Выбрать главу

Рухнули надежды взять у Арктики реванш за гибель Толля, снова помериться силами с Ледовитым океаном. В прах рассыпалась и ставка на большую науку. Надвигалась новая война, и заново предстояло начинать карьеру, но не ученых-гидрографов, а боевых офицеров. Оба стартовали примерно с одной и той же отметки: Матисен — командиром канонерской лодки «Уран», Колчак — командиром экипажа «Уссуриец». Закончили же войну на разных высотах: Колчак — вице-адмиралом, командующим Черноморским флотом, Матисен — каперангом, командиром вспомогательного крейсера «Млада», бывшей яхты княгини Шаховской.

В 18-м Колчак пошел спасать Россию с тем же безумным риском и с той же самоотверженностью, с какими спасал когда-то Толля. Он спасал корабль российской государственности по всем правилам борьбы за живучесть, латая его бреши полками, бригадами, дивизиями.

Матисен не пошел за Колчаком в Гражданскую. Гордость не позволила? Принял сторону большевиков. А честнее сказать, ушел от всякой политики в дебри Восточной Сибири, в гидрографические изыскания на все годы братоубийственной смуты.

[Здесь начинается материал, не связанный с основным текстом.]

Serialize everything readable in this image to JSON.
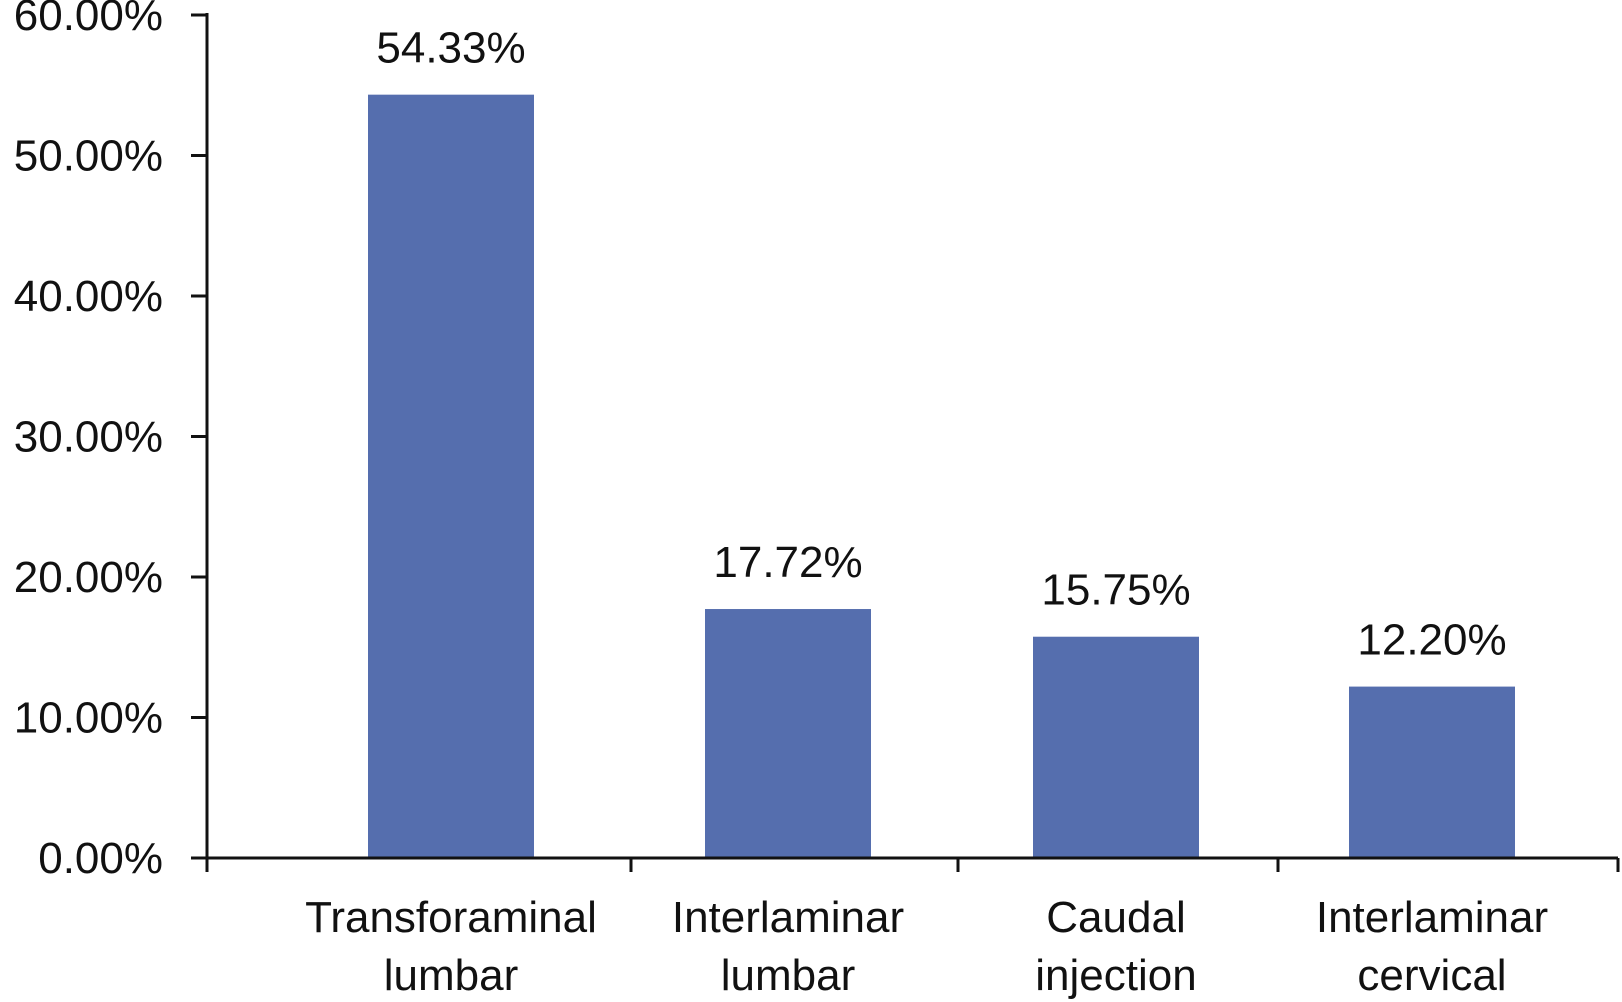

Он ненадолго пережил своего соревнователя. Умер от сыпного тифа в том же Иркутске, где погиб и Колчак. Начальные и конечные точки их жизненных траекторий совпали географически точно, как совпадали некогда курсы «Вайгача» и «Таймыра».

Может быть, неспроста нет у них у обоих, вечных странников, вечных искателей, могил, пригвождающих бренные останки к одной географической точке. Как нет их у Седова, Русанова, Брусилова, всех, кто положил свои жизни на ледяной алтарь Арктики.

Они ушли в Ойкумену, в свою последнюю и вечную экспедицию. И строчки их современника — Бориса Пастернака — стали им общей эпитафией:

Жизнь ведь тоже только миг, Только растворенье Нас самих во всех других Как бы им в даренье.

Когда в деревянный, занесенный снегами Якутск, где Колчак со товарищи отогревался и приходил в себя после ледовой эпопеи, докатилась весть о начале войны с Японией, молодой офицер немедленно отбил телеграмму в Академию наук с просьбой откомандировать его обратно на флот. Вторая депеша полетела в Главный морской штаб. Податель ее испрашивал разрешения отправиться из Якутска прямо в Порт-Артур. Смысл пространного ответа из Академии сводился к тому, что Колчак не будет отпущен во флот до тех пор, пока не представит подробный отчет о второй экспедиции. Садиться за письменный стол, когда в Порт-Артуре горят русские корабли и гибнут его однокашники?! Именно о невозможности такого положения телеграфировал он лично президенту Академии наук великому князю Константину Константиновичу. И тот его понял и разрешил отсрочку в отчете до окончания войны. Сдав Оленьину все собранные материалы и оставшиеся деньги для доставки в Петербург, Колчак начинает новый тысячеверстный путь из Якутска в Порт-Артур. До Иркутска добирался на перекладных лошадях. В Иркутске его ждал сюрприз, и какой: отец, несмотря на преклонные годы, приехал обнять сына — единственного! — быть может, в последний раз, да не один — добрался в глубь Сибири с Сонечкой Омировой.

Стоял март 1904 года. Грустным было это весеннее венчание в иркутском храме. Ведь наутро ждало новобрачных отнюдь не свадебное путешествие — разлука. Лейтенант Колчак уезжал в осажденный Порт-Артур прямо от свадебного стола.

Мог ли он подумать тогда, что смертная пуля поджидает его не на порт-артурских сопках, а здесь, в этом городе, где над ним только что держали венчальный венец? Пройдет всего шестнадцать лет, и ни японцы, ни турки, ни германцы — свои, россияне, такие же мужики, с какими он делил все тяготы полярной одиссеи, выведут его на берег Ангары и бездумно вскинут винтовки по взмаху чужой руки.

Но пока его ждало, как тогда говорили, новое поле чести — румбы Желтого моря.

* * *

В Порт-Артуре лейтенант Колчак предстал перед своим нечаянным покровителем — командующим флотом вице-адмиралом Степаном Осиповичем Макаровым. Всегда чуравшийся высоких протекций, Александр на сей раз надеялся, что адмирал, весьма благоволивший к его научным работам, не откажет в назначении на миноносец, корабль, которому по роду службы чаще всего приходится встречаться с противником. Однако вид у соискателя активной боевой жизни был столь изможденным после северных передряг, что адмирал Макаров решил дать отчаянному лейтенанту передышку и назначил его на пятитрубный крейсер «Аскольд». На большом корабле быт более комфортен.